Ok, perhaps the hardest puzzle piece to place is the reporter(s). The idea of reporters having a “beat” is long gone. Business reporters are reviewing restaurant openings, and education reporters are filling in for breaking news. U.S. newsroom employment has fallen 26% since 2008. So you not only have to break through the clutter with an amazing pitch, but the odds are against you getting someone to pay attention. And this is where utilizing your media relationships comes in handy. After a reporter does a story for you, talk to them about something else. Run another idea by them. Use this as your litmus test to see if you’re on the mark. Having these conversations makes the reporter more comfortable with you, dare I say, a friend. If they trust you, they’ll come back to you for more ideas. I’ve got a handful of reporters in the region who routinely come to me and ask if I’ve got someone who can talk about “this.”

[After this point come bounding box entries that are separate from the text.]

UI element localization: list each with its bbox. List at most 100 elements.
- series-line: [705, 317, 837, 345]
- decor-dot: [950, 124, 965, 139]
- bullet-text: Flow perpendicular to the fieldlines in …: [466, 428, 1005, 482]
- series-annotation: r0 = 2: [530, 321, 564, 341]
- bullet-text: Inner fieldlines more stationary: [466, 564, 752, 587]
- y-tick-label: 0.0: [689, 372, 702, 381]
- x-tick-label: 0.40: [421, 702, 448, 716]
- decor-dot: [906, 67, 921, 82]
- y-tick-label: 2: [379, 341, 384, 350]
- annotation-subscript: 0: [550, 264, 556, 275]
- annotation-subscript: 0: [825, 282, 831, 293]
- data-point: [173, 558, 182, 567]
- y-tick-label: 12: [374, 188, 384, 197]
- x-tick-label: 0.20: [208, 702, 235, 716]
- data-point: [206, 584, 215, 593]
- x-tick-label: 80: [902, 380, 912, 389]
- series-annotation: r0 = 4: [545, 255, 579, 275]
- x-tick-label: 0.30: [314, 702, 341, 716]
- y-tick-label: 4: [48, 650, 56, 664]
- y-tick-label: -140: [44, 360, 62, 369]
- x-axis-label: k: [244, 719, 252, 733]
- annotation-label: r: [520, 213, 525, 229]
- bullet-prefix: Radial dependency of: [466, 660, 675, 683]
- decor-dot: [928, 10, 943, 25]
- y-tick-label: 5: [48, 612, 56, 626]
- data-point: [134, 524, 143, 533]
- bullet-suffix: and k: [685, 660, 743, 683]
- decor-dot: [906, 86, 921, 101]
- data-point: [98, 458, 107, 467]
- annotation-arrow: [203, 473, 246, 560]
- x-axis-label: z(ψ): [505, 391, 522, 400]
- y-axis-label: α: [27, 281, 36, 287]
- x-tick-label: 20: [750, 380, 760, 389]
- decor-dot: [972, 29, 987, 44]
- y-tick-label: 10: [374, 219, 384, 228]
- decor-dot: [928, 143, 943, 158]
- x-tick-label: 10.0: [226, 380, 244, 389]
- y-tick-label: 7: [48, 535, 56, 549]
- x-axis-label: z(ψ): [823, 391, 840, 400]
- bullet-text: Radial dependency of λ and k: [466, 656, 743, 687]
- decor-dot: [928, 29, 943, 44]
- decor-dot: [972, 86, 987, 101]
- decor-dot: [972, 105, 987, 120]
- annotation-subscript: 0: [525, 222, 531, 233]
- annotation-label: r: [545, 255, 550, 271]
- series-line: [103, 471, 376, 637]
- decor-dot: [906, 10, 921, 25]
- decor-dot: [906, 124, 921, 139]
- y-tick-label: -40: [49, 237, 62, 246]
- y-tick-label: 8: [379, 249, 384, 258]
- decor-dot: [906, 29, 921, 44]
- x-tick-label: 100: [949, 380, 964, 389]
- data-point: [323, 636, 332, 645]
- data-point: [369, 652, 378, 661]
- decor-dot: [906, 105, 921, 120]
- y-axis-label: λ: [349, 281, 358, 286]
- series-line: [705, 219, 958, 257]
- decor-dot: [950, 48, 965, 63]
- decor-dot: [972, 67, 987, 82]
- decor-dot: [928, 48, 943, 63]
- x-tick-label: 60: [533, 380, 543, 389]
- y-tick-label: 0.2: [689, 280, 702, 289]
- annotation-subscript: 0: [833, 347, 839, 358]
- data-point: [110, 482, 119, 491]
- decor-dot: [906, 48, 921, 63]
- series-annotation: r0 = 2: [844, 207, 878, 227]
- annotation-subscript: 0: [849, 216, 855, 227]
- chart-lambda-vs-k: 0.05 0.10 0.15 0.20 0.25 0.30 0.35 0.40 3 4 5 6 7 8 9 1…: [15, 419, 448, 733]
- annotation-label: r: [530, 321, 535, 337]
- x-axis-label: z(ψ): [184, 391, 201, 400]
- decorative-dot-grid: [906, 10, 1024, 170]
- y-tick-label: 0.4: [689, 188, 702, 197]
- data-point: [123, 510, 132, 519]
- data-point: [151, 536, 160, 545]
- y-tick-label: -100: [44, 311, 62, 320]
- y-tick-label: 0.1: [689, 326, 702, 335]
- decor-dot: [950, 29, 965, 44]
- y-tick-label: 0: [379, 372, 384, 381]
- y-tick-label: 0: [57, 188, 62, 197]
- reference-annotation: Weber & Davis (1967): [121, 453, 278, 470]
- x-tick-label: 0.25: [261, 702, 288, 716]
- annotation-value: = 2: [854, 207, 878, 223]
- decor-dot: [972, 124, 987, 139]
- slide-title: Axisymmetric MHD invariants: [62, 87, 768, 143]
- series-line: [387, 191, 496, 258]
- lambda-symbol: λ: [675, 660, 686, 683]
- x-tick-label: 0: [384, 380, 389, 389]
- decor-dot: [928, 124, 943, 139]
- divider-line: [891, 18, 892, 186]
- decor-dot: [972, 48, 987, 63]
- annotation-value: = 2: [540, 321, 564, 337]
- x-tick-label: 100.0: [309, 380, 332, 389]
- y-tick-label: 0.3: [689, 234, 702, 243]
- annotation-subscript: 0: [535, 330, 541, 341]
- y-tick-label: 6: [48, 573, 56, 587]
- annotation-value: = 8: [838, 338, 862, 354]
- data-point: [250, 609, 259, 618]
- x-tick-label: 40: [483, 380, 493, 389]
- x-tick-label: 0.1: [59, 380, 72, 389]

A PR professional I follow on LinkedIn said it quite concisely: Public Relations is Sales. Now maybe it’s because I’m the daughter of a salesman who taught me a firm handshake can seal a deal, or my 12 years in retail, but I’m pretty good at making the sale. To clarify–it’s not that your story should beat out the top news of the day; it’s that you have all the puzzle pieces that make it easier for that reporter to get their job done.